Pvt schools increase general seats, keep EWS share same

Reasons for shortfall in seats for EWS category

  • EWS students dropout from private school; schools fail to admit 25 per cent EWS students against total seats; increase in the total seats, except for EWS seats.
Pvt schools increase general seats, keep EWS share same

Naina Mishra
Tribune News Service
Chandigarh, June 18

According to an official data, there has been a trend among private schools of increasing around 10-16 seats for the general category in every batch, but the seats for the underprivileged students (EWS category) remain the same. 

Resultantly, when economically weaker section (EWS) children, admitted at entry-level classes under the Right to Education (RTE) Act, reach middle and higher classes, their share gets divided.

In an alarming statistics inferred by the Chandigarh Commission for Protection of Child Rights (CCPCR), it was found that around 700 seats have been increasing on an average in every batch for private schools since 2011-2012. However, there was no increase in the EWS seats, thereby, resulting in the gross shortfall of approximately 300 overall EWS seats per batch.

According to the EWS enrolment data of 43 private schools, a total of 1,820 students were admitted at entry-level for the 2011-12 session of which, 308 EWS students were admitted under the 25 per cent reservation. The schools had failed to fill 147 EWS seats. In the same batch, 43 EWS students dropped out — a further decrease of vacant EWS seats to 265. By the time this 2011-12 batch reached Class VII (in the previous year), there was an increase in total seats — from 1,820 seats to 2,505 seats. As per the mandatory 25 per cent reservation, the required EWS seats in 2018 should have been 626 as against 2,505 total seats. However, the vacant EWS seats remained fixed at 265 only.
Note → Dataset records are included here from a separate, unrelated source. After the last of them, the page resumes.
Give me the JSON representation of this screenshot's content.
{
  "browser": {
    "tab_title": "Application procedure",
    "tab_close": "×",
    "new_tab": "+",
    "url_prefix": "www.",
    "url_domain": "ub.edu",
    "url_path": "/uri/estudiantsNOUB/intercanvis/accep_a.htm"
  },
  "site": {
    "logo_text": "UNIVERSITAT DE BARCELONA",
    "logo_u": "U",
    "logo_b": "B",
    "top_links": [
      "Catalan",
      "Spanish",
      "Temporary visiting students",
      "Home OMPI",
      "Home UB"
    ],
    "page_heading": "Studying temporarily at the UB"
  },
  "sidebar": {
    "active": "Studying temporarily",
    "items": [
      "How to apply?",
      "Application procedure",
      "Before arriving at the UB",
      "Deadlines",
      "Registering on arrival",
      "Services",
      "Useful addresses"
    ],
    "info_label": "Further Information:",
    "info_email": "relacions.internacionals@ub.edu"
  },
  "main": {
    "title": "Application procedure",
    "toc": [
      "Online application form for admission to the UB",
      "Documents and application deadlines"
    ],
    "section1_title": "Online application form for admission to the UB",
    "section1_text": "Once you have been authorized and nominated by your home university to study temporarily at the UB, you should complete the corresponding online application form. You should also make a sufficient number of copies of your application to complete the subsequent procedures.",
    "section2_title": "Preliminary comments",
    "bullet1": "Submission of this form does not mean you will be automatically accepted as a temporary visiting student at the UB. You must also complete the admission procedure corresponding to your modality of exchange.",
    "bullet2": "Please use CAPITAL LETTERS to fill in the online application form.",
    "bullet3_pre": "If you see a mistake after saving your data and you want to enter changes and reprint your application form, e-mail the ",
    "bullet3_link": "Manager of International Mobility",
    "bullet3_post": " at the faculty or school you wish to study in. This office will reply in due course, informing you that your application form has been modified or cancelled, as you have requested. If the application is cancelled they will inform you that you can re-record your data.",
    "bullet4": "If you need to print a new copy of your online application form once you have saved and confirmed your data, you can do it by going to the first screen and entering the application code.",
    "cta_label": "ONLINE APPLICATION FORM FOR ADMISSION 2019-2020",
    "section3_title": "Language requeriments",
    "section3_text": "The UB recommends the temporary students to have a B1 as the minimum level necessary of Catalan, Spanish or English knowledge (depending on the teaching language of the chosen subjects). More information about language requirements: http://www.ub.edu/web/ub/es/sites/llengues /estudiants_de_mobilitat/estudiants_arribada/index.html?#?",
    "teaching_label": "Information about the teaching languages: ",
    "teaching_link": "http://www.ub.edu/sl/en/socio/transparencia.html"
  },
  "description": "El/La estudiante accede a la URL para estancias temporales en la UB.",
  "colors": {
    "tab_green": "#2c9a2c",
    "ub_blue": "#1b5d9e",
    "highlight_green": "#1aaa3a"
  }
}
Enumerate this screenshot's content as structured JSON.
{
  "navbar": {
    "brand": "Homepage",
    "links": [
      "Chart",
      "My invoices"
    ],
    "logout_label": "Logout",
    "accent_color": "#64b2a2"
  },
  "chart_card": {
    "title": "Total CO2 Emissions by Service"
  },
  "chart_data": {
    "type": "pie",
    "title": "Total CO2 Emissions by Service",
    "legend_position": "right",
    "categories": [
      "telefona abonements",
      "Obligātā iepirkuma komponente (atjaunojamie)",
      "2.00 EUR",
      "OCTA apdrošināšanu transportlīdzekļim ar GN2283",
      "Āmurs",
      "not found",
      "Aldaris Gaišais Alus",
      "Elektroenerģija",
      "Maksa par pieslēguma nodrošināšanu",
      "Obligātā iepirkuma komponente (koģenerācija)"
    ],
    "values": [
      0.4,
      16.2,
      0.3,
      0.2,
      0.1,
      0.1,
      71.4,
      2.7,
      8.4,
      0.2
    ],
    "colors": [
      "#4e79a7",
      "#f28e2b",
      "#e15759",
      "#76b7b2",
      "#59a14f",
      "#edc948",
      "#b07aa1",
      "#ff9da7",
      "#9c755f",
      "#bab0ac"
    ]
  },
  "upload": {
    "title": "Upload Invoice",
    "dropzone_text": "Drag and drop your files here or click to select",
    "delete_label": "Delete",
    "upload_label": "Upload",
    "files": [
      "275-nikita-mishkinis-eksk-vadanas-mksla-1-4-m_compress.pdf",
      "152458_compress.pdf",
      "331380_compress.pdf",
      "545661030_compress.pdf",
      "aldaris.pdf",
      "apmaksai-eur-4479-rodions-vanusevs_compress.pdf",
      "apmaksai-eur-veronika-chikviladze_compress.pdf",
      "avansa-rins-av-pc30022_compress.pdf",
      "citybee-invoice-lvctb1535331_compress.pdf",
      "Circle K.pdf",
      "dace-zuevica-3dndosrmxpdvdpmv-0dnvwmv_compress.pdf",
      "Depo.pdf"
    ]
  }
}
Similarly, in the subsequent batch (2012-13), around 356 EWS students were admitted against 1,847 total seats. By the time students reached Class VI last year, 42 students had dropped out and there was an increase in total seats by 850. Only 314 EWS seats were found reserved for the session as against a requisite of 674 seats (25 per cent of total seats). This resulted in a gross shortfall of 360 EWS seats.

Right to Education (RTE) consultant Chanchal Singh explains: “Private schools, by increasing the seats in classes higher to the entry level, are avoiding the number of EWS intake mandatory under the RTE Act. Private schools are intentionally keeping the EWS seats on the lower side at entry level so that they can admit less number of EWS students. This way, Section 12 (1) (C) is not being implemented in true spirit. Seats at the entry level should remain same in higher classes as well.”